Despite all these moves toward improving buildings, there is a “status quo bias” that can stand in the way of change, says George Benson, the manager of economic transformation with the Vancouver Economic Commission, a non-profit that supports the city’s development.

“If you make money, and you have 50 orders until the end of the year, it’s pretty hard to motivate yourself to say ‘well, why would I change? I’m making money, I have a successful business.”

Deborah Harford, an adaptation expert at Simon Fraser University, says that if you leave things to the market, change won’t happen fast enough because many people “don’t want to spend the extra money.”
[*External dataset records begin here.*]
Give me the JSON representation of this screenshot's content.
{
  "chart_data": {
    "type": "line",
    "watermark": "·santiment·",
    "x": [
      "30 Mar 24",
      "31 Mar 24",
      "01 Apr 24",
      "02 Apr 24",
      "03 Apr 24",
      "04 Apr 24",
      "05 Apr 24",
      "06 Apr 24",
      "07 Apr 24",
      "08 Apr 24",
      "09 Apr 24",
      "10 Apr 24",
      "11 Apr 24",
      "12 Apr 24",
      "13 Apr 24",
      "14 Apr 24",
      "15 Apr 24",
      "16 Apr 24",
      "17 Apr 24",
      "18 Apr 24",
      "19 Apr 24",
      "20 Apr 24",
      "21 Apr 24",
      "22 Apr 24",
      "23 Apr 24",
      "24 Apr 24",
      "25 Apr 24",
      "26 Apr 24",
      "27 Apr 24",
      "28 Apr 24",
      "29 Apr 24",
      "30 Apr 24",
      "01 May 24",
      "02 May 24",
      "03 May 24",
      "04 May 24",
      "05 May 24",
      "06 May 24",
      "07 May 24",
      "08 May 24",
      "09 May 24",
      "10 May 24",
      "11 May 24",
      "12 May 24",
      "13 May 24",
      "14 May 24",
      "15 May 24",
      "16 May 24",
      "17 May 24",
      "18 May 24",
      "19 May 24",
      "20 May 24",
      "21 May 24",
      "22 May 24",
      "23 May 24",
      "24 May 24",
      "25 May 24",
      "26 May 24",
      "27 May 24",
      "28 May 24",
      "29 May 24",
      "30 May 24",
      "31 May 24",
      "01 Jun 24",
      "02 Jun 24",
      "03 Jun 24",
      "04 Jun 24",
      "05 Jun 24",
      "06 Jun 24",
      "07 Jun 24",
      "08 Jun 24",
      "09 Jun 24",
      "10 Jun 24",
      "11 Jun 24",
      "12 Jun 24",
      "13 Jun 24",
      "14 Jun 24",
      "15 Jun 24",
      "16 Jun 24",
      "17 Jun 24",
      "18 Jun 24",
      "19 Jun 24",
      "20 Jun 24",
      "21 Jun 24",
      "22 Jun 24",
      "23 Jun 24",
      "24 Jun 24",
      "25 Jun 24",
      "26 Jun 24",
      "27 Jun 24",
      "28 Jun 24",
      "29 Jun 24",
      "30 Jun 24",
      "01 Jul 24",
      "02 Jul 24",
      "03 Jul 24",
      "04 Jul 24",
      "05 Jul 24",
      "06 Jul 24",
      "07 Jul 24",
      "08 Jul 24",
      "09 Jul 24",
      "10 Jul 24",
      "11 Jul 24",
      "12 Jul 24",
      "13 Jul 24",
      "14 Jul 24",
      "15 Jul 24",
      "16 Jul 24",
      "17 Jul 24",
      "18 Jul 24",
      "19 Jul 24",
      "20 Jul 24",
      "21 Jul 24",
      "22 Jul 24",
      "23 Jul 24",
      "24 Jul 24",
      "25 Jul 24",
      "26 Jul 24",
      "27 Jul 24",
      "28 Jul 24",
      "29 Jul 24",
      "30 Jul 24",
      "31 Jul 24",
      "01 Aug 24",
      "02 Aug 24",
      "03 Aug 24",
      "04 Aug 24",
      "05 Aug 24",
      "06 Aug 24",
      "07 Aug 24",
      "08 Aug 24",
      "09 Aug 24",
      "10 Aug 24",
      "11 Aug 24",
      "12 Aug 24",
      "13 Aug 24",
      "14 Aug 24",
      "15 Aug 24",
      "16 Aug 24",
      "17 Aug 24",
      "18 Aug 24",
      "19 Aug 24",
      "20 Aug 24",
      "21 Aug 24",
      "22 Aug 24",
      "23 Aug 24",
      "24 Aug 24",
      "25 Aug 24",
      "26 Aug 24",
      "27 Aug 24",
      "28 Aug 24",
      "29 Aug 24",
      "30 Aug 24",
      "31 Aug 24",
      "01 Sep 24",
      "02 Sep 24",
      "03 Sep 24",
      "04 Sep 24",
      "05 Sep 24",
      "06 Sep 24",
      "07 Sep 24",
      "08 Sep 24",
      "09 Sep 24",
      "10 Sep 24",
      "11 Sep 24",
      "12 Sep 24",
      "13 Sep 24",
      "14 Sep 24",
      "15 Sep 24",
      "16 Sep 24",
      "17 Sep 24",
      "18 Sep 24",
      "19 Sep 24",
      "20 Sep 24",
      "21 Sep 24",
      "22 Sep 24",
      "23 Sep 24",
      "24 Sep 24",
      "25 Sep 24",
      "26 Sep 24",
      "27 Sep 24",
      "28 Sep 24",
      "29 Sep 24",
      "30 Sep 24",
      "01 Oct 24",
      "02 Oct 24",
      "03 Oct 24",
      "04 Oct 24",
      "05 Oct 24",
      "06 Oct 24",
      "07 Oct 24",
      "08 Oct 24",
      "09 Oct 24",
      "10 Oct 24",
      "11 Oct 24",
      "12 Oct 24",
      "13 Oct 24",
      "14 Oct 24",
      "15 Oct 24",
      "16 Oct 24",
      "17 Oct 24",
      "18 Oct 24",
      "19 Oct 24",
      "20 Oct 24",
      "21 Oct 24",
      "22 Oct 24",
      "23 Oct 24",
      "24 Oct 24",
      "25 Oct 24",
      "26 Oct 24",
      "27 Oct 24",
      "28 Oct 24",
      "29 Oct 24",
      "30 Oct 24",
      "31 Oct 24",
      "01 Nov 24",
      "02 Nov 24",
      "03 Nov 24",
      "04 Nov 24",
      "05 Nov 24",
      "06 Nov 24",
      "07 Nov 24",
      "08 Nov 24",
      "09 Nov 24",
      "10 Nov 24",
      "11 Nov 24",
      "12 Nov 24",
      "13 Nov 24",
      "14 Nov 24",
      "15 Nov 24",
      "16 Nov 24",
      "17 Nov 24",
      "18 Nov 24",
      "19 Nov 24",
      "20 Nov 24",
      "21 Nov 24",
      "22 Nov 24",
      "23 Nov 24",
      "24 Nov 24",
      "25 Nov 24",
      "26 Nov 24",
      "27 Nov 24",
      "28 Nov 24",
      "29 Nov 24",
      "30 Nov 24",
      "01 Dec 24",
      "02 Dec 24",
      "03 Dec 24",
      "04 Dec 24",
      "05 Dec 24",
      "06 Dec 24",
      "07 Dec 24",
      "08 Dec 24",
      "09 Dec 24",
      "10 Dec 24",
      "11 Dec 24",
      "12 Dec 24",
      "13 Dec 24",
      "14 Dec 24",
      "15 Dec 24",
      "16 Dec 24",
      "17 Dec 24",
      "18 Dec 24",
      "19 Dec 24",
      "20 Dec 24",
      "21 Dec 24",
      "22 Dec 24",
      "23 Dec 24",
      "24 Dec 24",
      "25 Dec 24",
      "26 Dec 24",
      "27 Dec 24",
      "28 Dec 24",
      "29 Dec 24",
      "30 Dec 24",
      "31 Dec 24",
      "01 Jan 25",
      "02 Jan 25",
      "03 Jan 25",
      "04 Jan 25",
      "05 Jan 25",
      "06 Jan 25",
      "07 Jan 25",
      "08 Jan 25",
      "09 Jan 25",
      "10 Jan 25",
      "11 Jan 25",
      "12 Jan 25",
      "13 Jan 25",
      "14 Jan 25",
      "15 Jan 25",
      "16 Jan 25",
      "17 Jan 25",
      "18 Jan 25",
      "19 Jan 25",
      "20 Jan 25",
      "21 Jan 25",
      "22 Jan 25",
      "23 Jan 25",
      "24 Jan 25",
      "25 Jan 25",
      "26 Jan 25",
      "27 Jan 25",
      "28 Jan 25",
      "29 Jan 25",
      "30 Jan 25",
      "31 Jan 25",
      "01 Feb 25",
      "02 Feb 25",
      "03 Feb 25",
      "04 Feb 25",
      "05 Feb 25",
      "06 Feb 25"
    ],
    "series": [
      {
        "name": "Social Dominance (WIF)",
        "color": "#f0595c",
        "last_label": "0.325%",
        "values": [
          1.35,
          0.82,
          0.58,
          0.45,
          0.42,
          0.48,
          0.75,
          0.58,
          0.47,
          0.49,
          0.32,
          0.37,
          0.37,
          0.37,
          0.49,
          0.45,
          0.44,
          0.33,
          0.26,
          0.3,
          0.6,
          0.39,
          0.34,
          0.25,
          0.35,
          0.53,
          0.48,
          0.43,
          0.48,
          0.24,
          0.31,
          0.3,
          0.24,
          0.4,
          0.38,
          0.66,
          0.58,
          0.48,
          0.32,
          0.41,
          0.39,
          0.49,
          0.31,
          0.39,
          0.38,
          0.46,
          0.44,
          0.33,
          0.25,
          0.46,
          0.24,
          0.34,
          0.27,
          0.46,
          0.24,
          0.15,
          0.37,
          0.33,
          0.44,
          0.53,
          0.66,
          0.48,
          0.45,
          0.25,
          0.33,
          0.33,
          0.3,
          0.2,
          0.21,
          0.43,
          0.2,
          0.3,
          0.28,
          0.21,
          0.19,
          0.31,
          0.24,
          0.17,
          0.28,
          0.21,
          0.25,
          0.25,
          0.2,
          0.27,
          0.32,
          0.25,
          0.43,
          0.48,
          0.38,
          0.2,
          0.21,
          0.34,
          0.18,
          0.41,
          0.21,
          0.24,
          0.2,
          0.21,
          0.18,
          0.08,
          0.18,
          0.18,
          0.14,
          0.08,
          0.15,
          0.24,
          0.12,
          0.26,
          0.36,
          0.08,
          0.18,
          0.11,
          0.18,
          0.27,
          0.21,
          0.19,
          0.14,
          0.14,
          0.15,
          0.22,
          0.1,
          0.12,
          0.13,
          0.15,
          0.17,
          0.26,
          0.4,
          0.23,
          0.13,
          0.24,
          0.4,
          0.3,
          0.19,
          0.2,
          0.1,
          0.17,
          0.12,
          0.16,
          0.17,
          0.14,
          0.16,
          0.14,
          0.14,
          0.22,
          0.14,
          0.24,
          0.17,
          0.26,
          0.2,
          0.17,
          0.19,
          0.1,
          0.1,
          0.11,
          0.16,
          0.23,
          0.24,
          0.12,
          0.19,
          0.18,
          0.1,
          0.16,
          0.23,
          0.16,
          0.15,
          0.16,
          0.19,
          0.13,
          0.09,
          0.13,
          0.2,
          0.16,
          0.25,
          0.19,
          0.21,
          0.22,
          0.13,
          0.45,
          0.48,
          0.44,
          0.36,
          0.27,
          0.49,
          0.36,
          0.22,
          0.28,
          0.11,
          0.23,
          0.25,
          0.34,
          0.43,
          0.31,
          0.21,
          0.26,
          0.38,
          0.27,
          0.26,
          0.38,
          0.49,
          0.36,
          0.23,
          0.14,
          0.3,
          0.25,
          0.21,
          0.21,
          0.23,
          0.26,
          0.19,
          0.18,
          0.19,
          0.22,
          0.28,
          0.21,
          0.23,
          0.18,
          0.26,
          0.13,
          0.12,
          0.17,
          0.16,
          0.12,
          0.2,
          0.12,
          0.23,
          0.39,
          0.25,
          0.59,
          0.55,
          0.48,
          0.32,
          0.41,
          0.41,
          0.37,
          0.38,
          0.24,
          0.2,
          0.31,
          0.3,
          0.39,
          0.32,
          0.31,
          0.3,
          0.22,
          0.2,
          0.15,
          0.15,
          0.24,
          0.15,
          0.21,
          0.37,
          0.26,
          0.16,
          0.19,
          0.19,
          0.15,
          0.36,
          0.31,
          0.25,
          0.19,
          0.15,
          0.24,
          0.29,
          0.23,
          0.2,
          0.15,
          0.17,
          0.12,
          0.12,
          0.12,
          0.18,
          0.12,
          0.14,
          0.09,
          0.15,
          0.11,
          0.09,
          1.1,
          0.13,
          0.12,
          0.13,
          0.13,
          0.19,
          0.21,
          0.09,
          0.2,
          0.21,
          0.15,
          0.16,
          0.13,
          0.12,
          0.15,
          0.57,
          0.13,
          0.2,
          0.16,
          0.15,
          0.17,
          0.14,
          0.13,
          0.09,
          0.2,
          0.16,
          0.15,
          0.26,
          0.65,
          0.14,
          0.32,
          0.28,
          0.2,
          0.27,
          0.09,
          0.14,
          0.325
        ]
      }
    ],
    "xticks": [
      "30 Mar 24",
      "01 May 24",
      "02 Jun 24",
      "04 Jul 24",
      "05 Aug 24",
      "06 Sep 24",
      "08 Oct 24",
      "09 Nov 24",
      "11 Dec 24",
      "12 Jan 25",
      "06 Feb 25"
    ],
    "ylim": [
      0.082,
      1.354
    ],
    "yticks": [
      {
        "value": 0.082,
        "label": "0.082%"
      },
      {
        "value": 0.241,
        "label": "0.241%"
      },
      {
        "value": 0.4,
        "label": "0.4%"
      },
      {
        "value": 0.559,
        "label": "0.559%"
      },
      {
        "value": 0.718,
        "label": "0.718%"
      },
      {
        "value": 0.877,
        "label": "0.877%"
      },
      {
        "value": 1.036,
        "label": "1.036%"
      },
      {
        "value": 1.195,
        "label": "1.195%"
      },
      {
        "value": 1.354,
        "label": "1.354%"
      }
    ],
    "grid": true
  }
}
This is where the right mix of regulations and incentives, like subsidies and rebates come in. But, she says, those regulations have to be clear and standardized.

Harford points to a system right now where one municipality adheres to a set of rules, while another “literally next door” follows another.

To change that, B.C. has come up with what’s known as a ‘step code’ to incrementally make buildings more energy-efficient right across the province.

Then there are municipalities like Vancouver that are aggressively trying to get ahead of the curve – it’s not waiting around to set the standard.

By acting now, Smith insists, Vancouver is actually “saving a lot of pain and a lot of cost” for its residents down the road.

“Climate (change) is obviously getting worse and worse every year, and at some point, governments will have to just get really aggressive.”